À partir de 1981, tout s’accélère. Miller est contacté par le trompettiste Miles Davis. Il le suit en tournée au Japon. L’album tiré de cette expérience s’appellera We Want Miles. La collaboration entre les deux hommes sera fructueuse. En 1986, ils publient l’un des albums les plus célèbres de l’histoire du jazz, Tutu, un message de lutte contre l’apartheid. Le morceau titre est dédié à Desmond Tutu, Full Nelson à Mandela. Miller devient le compositeur et producteur que tout le monde s’arrache, de Luther Vandross à David Sanborn, Grover Washington Jr. ou George Benson. Dans les années 1990, le bassiste se lance enfin dans une vraie carrière solo. Il est acclamé par le public et se révèle comme un chef d’orchestre exceptionnel. Viendront plusieurs albums, The Sun Don’t Lie, Free, ou Renaissance, il y a trois ans, qui contenait déjà une suite musicale parcourant Détroit et l’île de Gorée. Au passage, le musicien publie des pépites, un trio incandescent avec les bassistes Victor Wooten et Stanley Clarke en 2008 et, en 2011, l’émouvant Tutu Revisited, où le répertoire de Miles Davis est réarrangé et interprété par le trompettiste Christian Scott. Afrodeezia marque une étape dans la carrière de Marcus Miller.

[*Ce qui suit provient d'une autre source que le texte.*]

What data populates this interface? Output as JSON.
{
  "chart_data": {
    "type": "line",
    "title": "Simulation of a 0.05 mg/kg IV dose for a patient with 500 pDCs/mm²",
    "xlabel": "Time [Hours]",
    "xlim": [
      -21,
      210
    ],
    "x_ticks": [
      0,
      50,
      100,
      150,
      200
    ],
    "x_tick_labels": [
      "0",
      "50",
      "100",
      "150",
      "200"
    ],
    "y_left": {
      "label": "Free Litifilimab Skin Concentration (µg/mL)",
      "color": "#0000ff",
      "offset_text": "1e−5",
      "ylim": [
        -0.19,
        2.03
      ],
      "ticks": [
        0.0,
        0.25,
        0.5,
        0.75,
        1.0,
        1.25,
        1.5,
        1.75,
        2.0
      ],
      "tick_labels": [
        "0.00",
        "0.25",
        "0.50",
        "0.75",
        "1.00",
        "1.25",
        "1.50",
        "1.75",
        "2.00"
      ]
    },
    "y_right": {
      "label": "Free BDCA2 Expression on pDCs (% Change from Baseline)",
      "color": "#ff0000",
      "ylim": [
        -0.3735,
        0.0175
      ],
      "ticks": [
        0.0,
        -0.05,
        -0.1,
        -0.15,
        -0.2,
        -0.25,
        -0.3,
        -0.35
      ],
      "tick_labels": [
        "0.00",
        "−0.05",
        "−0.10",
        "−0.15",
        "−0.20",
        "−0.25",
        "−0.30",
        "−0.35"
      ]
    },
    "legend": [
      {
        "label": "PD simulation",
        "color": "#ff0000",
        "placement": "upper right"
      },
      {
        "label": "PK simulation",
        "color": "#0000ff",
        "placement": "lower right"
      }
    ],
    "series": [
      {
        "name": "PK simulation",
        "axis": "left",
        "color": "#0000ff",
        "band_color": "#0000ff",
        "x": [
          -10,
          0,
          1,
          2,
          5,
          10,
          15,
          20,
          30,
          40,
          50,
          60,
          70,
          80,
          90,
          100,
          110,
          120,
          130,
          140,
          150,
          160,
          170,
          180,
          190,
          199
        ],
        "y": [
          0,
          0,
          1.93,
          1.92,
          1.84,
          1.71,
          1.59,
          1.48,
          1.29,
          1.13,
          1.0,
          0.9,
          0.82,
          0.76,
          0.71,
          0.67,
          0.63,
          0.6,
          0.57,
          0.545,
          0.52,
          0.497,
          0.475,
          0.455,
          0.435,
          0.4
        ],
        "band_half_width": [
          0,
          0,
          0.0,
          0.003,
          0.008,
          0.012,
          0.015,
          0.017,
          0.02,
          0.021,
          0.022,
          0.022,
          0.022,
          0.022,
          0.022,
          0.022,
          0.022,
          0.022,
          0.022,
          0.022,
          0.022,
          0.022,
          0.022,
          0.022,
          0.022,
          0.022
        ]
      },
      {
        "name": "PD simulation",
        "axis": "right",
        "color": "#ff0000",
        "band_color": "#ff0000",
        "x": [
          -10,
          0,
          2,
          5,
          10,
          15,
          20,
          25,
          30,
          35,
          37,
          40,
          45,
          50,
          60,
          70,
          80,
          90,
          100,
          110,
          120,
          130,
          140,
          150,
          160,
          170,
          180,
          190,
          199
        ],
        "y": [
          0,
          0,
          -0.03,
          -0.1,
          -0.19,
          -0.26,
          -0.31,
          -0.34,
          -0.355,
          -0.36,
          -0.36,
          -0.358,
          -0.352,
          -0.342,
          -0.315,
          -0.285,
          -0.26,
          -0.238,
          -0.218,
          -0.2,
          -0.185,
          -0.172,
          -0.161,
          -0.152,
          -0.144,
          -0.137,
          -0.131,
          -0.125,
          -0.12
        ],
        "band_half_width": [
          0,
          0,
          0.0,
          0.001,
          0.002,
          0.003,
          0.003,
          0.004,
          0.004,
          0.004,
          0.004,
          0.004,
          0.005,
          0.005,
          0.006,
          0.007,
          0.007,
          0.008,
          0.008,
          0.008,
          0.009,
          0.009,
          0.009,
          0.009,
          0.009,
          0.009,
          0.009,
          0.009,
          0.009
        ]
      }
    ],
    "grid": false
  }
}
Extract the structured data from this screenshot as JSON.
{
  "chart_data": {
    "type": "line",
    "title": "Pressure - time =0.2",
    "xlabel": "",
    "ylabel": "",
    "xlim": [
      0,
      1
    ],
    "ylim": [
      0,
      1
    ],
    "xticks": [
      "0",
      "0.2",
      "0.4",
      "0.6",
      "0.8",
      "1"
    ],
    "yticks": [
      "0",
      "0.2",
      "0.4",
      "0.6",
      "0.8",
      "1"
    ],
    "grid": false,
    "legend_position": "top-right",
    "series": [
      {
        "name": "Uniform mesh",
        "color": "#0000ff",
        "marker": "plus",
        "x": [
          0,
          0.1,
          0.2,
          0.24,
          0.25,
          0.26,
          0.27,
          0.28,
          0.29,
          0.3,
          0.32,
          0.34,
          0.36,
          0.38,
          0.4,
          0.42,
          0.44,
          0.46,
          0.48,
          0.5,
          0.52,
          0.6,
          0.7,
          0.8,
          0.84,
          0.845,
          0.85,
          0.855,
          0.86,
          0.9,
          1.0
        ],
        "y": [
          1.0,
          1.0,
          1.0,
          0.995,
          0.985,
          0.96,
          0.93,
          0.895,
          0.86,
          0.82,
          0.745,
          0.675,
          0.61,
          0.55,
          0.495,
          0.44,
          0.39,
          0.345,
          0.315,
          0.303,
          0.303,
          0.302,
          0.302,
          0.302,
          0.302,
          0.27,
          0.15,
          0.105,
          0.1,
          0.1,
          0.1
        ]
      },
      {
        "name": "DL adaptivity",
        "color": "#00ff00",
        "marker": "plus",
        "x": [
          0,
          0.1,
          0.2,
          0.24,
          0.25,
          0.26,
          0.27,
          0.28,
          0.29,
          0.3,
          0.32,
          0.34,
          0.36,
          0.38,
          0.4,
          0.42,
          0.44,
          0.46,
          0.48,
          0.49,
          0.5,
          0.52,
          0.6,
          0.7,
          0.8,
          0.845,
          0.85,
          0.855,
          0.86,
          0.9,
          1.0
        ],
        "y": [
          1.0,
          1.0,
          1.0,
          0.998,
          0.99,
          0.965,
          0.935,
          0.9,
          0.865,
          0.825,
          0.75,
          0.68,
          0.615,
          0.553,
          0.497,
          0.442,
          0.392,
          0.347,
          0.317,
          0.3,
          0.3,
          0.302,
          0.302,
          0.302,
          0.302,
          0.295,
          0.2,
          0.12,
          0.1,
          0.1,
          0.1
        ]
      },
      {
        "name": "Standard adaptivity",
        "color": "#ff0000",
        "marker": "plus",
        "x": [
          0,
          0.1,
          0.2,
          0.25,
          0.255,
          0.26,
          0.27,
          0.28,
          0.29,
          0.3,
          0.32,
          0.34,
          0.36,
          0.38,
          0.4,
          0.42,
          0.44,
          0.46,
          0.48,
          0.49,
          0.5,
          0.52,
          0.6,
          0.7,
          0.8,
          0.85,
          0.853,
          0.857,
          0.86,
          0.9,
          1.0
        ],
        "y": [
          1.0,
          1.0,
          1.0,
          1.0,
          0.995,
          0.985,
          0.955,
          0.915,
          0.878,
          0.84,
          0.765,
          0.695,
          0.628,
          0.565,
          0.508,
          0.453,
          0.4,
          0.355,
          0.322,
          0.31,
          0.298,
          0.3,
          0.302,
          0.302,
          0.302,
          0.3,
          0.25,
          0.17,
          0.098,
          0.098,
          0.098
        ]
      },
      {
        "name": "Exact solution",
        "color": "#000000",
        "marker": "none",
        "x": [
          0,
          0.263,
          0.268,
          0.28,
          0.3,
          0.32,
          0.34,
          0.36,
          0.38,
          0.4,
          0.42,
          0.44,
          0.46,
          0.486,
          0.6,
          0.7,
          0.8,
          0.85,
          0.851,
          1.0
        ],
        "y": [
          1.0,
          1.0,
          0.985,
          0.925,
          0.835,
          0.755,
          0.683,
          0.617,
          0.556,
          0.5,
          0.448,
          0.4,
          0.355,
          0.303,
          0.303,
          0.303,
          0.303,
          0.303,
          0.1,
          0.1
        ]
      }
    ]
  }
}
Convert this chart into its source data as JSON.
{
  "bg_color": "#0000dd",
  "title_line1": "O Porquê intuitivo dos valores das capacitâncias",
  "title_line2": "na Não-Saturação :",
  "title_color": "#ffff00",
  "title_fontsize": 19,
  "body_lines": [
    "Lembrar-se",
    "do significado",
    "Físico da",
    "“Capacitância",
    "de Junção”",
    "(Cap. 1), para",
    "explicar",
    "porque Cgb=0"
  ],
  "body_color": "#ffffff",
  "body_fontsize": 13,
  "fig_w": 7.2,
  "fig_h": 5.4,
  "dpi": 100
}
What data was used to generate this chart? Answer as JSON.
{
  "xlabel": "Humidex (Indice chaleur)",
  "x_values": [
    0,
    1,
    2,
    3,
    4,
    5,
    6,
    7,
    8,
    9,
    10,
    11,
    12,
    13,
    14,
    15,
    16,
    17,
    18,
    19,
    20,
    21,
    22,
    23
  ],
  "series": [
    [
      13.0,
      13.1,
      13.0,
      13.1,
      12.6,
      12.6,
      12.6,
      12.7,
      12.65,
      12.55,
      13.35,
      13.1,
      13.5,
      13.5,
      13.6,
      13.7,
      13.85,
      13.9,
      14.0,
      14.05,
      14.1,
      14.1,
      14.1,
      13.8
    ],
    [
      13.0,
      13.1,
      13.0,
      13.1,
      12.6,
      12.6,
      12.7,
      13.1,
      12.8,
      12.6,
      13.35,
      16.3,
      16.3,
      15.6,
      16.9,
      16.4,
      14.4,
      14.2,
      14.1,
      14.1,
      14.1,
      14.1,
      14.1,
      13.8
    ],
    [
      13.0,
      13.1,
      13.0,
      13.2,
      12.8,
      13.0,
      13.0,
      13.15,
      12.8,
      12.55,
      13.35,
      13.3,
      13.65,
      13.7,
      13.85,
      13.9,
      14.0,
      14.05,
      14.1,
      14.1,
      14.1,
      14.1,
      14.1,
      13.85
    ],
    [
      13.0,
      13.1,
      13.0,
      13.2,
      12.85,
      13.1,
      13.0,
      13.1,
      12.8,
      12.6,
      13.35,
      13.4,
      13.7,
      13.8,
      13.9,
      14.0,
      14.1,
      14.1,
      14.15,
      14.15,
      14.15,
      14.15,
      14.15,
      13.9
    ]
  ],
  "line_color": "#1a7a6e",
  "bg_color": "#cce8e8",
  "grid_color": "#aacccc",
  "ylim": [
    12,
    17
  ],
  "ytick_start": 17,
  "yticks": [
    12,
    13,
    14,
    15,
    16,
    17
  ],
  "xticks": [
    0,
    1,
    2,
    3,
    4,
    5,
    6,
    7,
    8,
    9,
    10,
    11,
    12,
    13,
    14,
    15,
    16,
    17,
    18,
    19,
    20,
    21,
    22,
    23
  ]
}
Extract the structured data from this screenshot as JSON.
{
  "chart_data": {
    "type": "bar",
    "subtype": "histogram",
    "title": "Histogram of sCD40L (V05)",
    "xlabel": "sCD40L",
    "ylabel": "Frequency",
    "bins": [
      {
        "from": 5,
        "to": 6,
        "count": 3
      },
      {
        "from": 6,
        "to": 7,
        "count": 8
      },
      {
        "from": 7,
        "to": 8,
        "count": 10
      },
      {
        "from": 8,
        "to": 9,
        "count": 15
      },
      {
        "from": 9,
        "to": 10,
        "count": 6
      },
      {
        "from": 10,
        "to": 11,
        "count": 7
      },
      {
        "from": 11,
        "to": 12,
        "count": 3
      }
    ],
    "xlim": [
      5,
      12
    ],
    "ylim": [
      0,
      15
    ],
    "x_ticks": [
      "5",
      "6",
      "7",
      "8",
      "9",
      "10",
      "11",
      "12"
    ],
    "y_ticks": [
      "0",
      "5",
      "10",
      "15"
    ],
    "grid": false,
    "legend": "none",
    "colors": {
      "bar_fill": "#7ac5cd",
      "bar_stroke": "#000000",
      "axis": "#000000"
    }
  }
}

L’album est peut-être celui où le musicien trouve le plus nettement ce qu’il appelle «  la bonne distance d’avec Miles  », un son post- Tutu, africain, diasporique, qui lui est propre. Ode « à la capacité des peuples à surmonter l’oppression en trouvant l’espoir dans la musique   », Afrodeezia est aussi un regard positif sur une histoire traumatique, un message bienveillant et au bout du compte une œuvre profondément joyeuse. Gageons que les concerts à venir seront aussi euphorisants. Difficile d’en douter.

Afrodeezia , Marcus Miller, Blue Note Records.

Orthez, 5 avril ; Grenoble, 9 avril ; Paris, 13 avril ; Marseille, 15 avril ;

Toulouse, 16 avril ; Lille, 21 avril.